When Holy Innocents’ Episcopal School leaders speak about developing global minds, global hearts and global hands in students, there is no better example of that than the partnership between HIES and Asahigaoka High School in Sapporo, Japan.
Since the two schools were formally united as sister schools in March 2003, the relationship has been well nurtured and has deeply impacted students, families and teachers in both countries through travel, homestays and immersion activities.
The 17-day visit to Japan in July 2019 included travel throughout Kyoto, with 10 Upper School students visiting historic sites, temples, the Arashiyama Bamboo Forest, Hiroshima, a monkey park and food markets. The students were accompanied by Robin Gafford, Lower School administrative assistant and longtime coordinator of the exchange, and Paul Barton, head of school, making the first-ever visit to Asahigaoka by an HIES head since the exchange trips began in 2004.
In the second half of their Japanese adventure, HIES students were paired with Asahigaoka students and their families for homestays and the school visit. On campus, students participated in classes, toured the campus, took an overnight field trip to a hot springs bath resort, presented stories about their life in Atlanta and at HIES, and took part in the school’s annual festival, a weeklong celebration similar to homecoming. Their host student served as their guide and partner on campus.
Mr. Barton and Ms. Gafford also went on homestays with school faculty.
“The homestay is an important component of the trip,” Mr. Barton said. “It’s not easy to immerse yourself and assimilate to new food and a time change. Some of our students were kind of uncomfortable but had to work through that discomfort, which can be transformational.”
To prepare for the homestays, the group attended meetings to discuss different aspects of the trip and watched videos about protocol, food, baths, Shinto and Buddhism. They found that food, in particular, presented some challenges but also a unique reflection on the culture and the local resources. They were overwhelmed by the Japanese hospitality, Mr. Barton noted, even while eating items such as eel for breakfast.
“The students embraced it and dove right in,” Ms. Gafford said. “They found a way to communicate that transcends a language barrier and the bonds formed so quickly. What really sets the trip apart is the students’ chance to get to know each other and form relationships with their host families.”
HIES will have the opportunity to play host in January when the school welcomes 10 students and two faculty members from Asahigaoka. The Japanese students will stay with the HIES family of the student they hosted in Japan, which allows them to further the friendships they started in Sapporo.
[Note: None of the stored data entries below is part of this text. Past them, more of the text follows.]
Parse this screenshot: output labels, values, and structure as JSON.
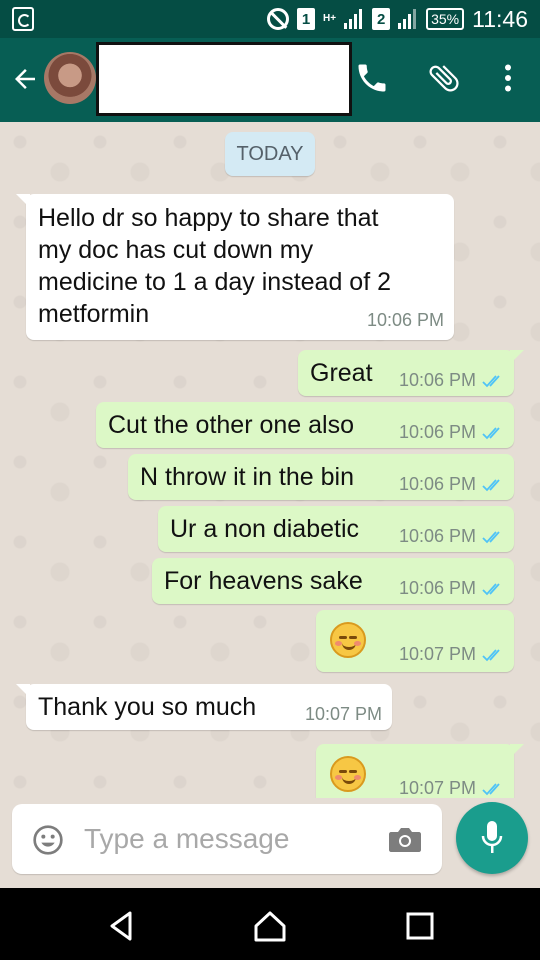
{
  "status_bar": {
    "sim1": "1",
    "net1": "H+",
    "sim2": "2",
    "battery": "35%",
    "time": "11:46"
  },
  "header": {
    "icons": [
      "back-arrow-icon",
      "phone-icon",
      "attachment-icon",
      "more-vert-icon"
    ]
  },
  "chat": {
    "date_chip": "TODAY",
    "messages": [
      {
        "direction": "in",
        "lines": [
          "Hello dr so happy to share that",
          "my doc has cut down my",
          "medicine to 1 a day instead of 2",
          "metformin"
        ],
        "time": "10:06 PM"
      },
      {
        "direction": "out",
        "text": "Great",
        "time": "10:06 PM"
      },
      {
        "direction": "out",
        "text": "Cut the other one also",
        "time": "10:06 PM"
      },
      {
        "direction": "out",
        "text": "N throw it in the bin",
        "time": "10:06 PM"
      },
      {
        "direction": "out",
        "text": "Ur a non diabetic",
        "time": "10:06 PM"
      },
      {
        "direction": "out",
        "text": "For heavens sake",
        "time": "10:06 PM"
      },
      {
        "direction": "out",
        "emoji": "smiling-blush",
        "time": "10:07 PM"
      },
      {
        "direction": "in",
        "text": "Thank you so much",
        "time": "10:07 PM"
      },
      {
        "direction": "out",
        "emoji": "smiling-blush",
        "time": "10:07 PM"
      }
    ]
  },
  "composer": {
    "placeholder": "Type a message"
  },
  "colors": {
    "header": "#075e54",
    "status_bar": "#054d44",
    "outgoing_bubble": "#dcf8c6",
    "incoming_bubble": "#ffffff",
    "mic_button": "#1a9d8d",
    "read_ticks": "#4fc3f7"
  }
}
The visiting students will spend time on campus but also will tour CNN, the Georgia Aquarium, World of Coca-Cola, the Atlanta History Center and the Center for Civil and Human Rights, eat lunch at the Varsity and enjoy some free time with their host families. They may go to church with them or to other activities.
“Japanese kids are very enamored with Western culture and they want to practice their English,” Ms. Gafford said. “Their visit gives us a chance to return the hospitality.”
Mr. Barton hopes that some of their takeaways from Japan will continue to penetrate their lives as well as school culture. For example, part of the HIES mission is to develop “respect for self and others,” a lesson that was demonstrated frequently in Sapporo, from the way people greeted each other to the lack of trash throughout the cities.
“There is an incredible sense of respect and reverence for each other, the environment, their elders and their culture,” Mr. Barton said.
Josie Barton ’16 has treasured memories of her 2014 trip to Japan, especially the friendships she formed with Asahigaoka students. Since that time, she has expanded her circle of friends after traveling through Southeast Asia over the past year. After graduating from Tulane University in spring 2020, she plans to return to Japan and also visit South Korea and Thailand before starting work in London. Josie encouraged other students to explore the country, the culture and new friendships and to embrace the differences between Asia and the Western world.
"[Japan] has preserved its culture and traditions in an unparalleled way,” Josie said. “My fondest memories from the trip were spending time with my friends, both American and Japanese. Even though we couldn’t speak perfectly with each other, I learned a lot about them and their culture.”
Look for the visiting Japanese students on campus Jan. 4-11, 2020. Students interested in going on the Japan trip in 2021 may speak with Robin Gafford in the LS office.
Asahigaoka High School has 960 students and 80 faculty/staff members. It is at the top of the rankings of more than 50 high schools in Sapporo.